Sunday, March 2, 2014

A Spring Read - Persuasion by Jane Austen



From Sir Walter Elliot’s copy of the Baronetage –

"ELLIOT OF KELLYNCH HALL.
"Walter Elliot, born March 1, 1760, married, July 15, 1784, Elizabeth, daughter of James Stevenson, Esq. of South Park, in the county of Gloucester, by which lady (who died 1800) he has issue Elizabeth, born June 1, 1785; Anne, born August 9, 1787; a still-born son, November 5, 1789; Mary, born November 20, 1791."


In this respected, landowning group is Anne Elliot.  And Anne is a woman with a past. 

Not an immoral or profligate past, but one in which she shared a great love with a young man of bright promise.  But this overlooked middle daughter of a vain and shallow father failed to be faithful to her own heart.  Instead she listened to her trusted confidant and the family’s close advisor, Lady Russell, her late mother’s best friend.  To Lady Russell, wealth and rank were essential for a good match.  The young man’s social status was considered unacceptable and his fortune nonexistent. And so Anne and her young man parted.

Now at 27 years old Anne lives a quiet life at her selfish family’s beck and call… but in the quiet of her mind… she remembers….

Published 1818, Persuasion was the last completed novel by Jane Austen. It was released about six months after her death, bound together in the same volume with another novel, Northanger Abbey, also centered in Bath. Since Jane became ill during the writing of this work, it did not receive some of the polishing and fine tuning that Mansfield Park and Emma had received, and readers sometimes find it less developed than her earlier works. It really had no designated title although Jane Austen referred to it as The Elliots.  The title of Persuasion was most likely given to the book by Jane’s brother, Henry before publication.

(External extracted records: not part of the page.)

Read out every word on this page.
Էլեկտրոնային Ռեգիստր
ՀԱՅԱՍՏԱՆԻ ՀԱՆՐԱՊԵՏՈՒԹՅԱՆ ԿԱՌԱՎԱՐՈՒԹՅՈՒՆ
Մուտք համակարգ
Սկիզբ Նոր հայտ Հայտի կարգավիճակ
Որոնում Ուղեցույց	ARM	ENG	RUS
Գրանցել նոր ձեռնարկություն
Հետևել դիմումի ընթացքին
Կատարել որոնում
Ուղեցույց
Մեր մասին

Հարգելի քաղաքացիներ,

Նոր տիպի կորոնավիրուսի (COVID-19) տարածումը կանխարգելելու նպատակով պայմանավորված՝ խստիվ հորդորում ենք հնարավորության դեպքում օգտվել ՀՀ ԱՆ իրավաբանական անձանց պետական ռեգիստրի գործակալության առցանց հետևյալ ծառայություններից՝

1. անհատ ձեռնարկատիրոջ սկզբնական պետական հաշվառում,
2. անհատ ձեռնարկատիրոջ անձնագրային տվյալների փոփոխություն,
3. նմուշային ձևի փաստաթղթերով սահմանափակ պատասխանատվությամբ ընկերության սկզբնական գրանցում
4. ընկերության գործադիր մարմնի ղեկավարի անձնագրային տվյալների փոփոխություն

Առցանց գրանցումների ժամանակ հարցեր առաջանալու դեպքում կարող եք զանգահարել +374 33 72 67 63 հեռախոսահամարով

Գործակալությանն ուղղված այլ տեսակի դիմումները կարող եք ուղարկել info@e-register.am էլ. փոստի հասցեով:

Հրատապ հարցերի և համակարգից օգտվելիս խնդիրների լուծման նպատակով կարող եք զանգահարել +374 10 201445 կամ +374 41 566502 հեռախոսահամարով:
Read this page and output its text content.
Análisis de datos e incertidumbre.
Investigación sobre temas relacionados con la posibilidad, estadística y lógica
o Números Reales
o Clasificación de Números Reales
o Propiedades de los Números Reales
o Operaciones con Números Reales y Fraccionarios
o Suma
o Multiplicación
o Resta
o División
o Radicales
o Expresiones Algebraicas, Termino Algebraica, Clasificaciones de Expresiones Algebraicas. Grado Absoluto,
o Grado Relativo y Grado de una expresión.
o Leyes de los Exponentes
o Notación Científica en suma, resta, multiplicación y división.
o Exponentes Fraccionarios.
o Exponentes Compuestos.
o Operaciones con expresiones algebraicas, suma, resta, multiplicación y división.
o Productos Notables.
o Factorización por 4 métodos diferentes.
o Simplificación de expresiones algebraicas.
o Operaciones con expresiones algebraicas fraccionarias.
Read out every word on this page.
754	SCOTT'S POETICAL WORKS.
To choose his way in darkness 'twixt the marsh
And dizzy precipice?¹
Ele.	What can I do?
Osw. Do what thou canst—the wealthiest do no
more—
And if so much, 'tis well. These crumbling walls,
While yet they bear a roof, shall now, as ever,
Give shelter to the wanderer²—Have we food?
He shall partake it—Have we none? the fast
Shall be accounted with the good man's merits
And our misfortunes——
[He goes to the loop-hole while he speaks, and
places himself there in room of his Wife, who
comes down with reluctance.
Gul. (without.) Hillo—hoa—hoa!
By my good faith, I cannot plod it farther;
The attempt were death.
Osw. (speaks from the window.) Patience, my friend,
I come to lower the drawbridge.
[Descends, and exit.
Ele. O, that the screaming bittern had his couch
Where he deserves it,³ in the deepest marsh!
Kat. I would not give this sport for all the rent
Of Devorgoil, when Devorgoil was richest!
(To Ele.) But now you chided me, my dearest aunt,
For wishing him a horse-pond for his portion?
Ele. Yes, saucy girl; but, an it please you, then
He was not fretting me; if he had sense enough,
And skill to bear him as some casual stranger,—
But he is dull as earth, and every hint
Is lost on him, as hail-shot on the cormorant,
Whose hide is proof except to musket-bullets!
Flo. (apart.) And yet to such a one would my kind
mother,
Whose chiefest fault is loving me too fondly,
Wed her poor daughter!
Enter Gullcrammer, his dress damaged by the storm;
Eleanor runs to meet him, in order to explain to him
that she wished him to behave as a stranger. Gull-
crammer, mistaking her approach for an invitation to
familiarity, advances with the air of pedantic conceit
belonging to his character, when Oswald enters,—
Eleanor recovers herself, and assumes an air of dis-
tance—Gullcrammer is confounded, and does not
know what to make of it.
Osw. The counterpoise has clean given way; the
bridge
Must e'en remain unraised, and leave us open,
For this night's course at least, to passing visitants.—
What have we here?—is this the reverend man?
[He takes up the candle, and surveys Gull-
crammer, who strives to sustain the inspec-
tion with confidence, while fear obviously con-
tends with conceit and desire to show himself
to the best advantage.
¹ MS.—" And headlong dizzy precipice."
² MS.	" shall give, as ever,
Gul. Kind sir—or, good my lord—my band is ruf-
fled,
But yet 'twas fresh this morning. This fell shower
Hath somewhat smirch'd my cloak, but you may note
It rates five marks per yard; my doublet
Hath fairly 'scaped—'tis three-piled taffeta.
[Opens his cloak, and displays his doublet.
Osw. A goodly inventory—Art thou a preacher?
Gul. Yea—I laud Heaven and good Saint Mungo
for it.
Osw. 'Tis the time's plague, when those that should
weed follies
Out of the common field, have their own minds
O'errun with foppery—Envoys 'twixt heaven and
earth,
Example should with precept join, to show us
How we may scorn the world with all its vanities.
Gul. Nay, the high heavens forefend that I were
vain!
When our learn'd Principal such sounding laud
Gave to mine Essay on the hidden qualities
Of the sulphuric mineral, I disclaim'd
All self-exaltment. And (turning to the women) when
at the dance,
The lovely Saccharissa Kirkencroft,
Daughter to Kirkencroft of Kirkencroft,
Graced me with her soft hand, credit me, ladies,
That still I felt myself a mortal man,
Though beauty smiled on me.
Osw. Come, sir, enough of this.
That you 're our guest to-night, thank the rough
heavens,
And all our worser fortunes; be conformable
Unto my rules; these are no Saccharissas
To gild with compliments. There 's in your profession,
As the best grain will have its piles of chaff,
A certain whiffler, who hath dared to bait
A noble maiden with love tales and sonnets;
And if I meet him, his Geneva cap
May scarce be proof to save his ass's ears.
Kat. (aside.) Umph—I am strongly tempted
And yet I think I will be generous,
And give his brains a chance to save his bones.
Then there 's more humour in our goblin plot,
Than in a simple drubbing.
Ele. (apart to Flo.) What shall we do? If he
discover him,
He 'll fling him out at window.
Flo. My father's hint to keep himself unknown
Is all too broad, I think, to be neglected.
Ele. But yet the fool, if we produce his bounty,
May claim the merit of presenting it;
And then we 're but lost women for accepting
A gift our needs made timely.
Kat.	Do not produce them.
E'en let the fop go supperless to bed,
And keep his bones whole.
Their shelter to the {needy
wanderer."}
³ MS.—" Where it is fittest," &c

Even though they were bound together in publication, there are marked differences between Persuasion and Northanger Abbey… and for that matter, all of the other Jane Austen works.  For one, the heroine, Anne Elliot is - at 27 years old and according to her time period – considered to be past her prime and a “confirmed spinster”, unlike Elizabeth Bennet, Emma Woodhouse or the Dashwood sisters.  And the hero of her story has no landed estates, no history of wealth or privilege behind him…. just a will to succeed in his life and chosen career.

Jane Austen included much of her own life experience in Persuasion. She knew fashionable Bath well – both the good and the bad of it - and richly captured the intense social atmosphere, the superficiality of values and the not too subtle pressure to measure up.  Having two brothers who reached the rank of admirals in the navy, she also understood the world of Royal Navy and what it offered young men of the day in the way of social and economical advancement.  The ability for a young man to advance himself in society and enter the sphere of gentility was a new thing in Jane Austen’s world. For once a self-made man could change his future.

But it seems that the real heart of Miss Austen is found in the concern that she reveals for the plight of young women of her time who were pressured to accept uncomplimentary connections based on social level or wealth or to refuse those based only on love and respect where social status did not measure up.  The helplessness of young women without wise champions was dear to her heart and shines through her particular treatment of Anne Elliot.
 
"Elizabeth had succeeded at sixteen to all that was possible of her mother's rights and consequence; and being very handsome, and very like himself, her influence had always been great, and they had gone on together most happily. His other two children were of very inferior value. Mary had acquired a little artificial importance by becoming Mrs. Charles Musgrove; but Anne, with an elegance of mind and sweetness of character, which must have placed her high with any people of real understanding, was nobody with either father or sister; her word had no weight, her convenience was always to give way — she was only Anne.”

- Jane Austen,
Persuasion Chapter 1



 The Jane Austen Tea Society has happily returned to a study of our beloved Regency author’s works in the order in which they were published. Our sixth and last selection will be Persuasion with a Spring Book Discussion to take place on Saturday the 26th of April 2014 at 10am.

There is plenty of time – start reading!